As a Netflix subscriber, I can identify. Often, when I browse, I’m so overwhelmed with choices that I can’t decide what to watch; and I wander back to the channel guide. Rubin himself admits “I really don’t like having to DJ. I like being surprised by what comes on next. I like it coming to me.”
New-tech options may have rendered music radio obsolete, but not extinct.
Most music stations play LOTS more commercials (in a row) than listeners will tolerate.
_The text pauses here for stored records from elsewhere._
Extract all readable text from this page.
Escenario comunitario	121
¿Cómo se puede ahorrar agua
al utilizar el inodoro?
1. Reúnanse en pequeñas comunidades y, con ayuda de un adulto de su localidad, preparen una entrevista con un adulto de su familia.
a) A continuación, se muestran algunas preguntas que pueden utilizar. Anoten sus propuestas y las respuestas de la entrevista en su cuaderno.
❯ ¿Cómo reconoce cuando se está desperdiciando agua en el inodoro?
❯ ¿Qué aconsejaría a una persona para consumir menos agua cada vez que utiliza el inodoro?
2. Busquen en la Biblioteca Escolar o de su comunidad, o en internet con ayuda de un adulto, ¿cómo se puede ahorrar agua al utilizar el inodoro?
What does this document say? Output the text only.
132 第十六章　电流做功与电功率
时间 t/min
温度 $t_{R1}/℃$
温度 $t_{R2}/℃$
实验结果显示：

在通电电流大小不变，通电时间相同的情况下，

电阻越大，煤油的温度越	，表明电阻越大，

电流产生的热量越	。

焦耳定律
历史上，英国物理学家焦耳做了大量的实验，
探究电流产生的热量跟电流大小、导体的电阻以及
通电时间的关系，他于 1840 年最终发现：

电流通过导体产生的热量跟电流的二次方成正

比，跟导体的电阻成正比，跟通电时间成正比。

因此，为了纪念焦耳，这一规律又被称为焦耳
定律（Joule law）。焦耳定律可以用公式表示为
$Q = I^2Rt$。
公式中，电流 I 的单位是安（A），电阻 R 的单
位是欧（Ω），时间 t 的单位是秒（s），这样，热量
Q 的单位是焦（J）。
But no matter how few spots air, there are NO commercials on listeners’ own smartphones/iPod-based collections, or in various streams.
Two points:
1. Careful-as-they-should-be about the playlist, music stations that will continue to be viable distinguish themselves via:
a) Personalities that bond listeners; and
b) Information:
• well-chosen/well-written local news stories;
• staples like weather and traffic, which matter lots to the busy in-car listeners who are such heavy radio users; and are still viable radio “positions” because fumbling with smartphones while driving isn’t cool; and
• other “survival information,” about the products/services/leisure time options pertinent to target listeners.
2. Though News/Talk is my core competence, I am, increasingly, working with music stations on everything-but-the-music.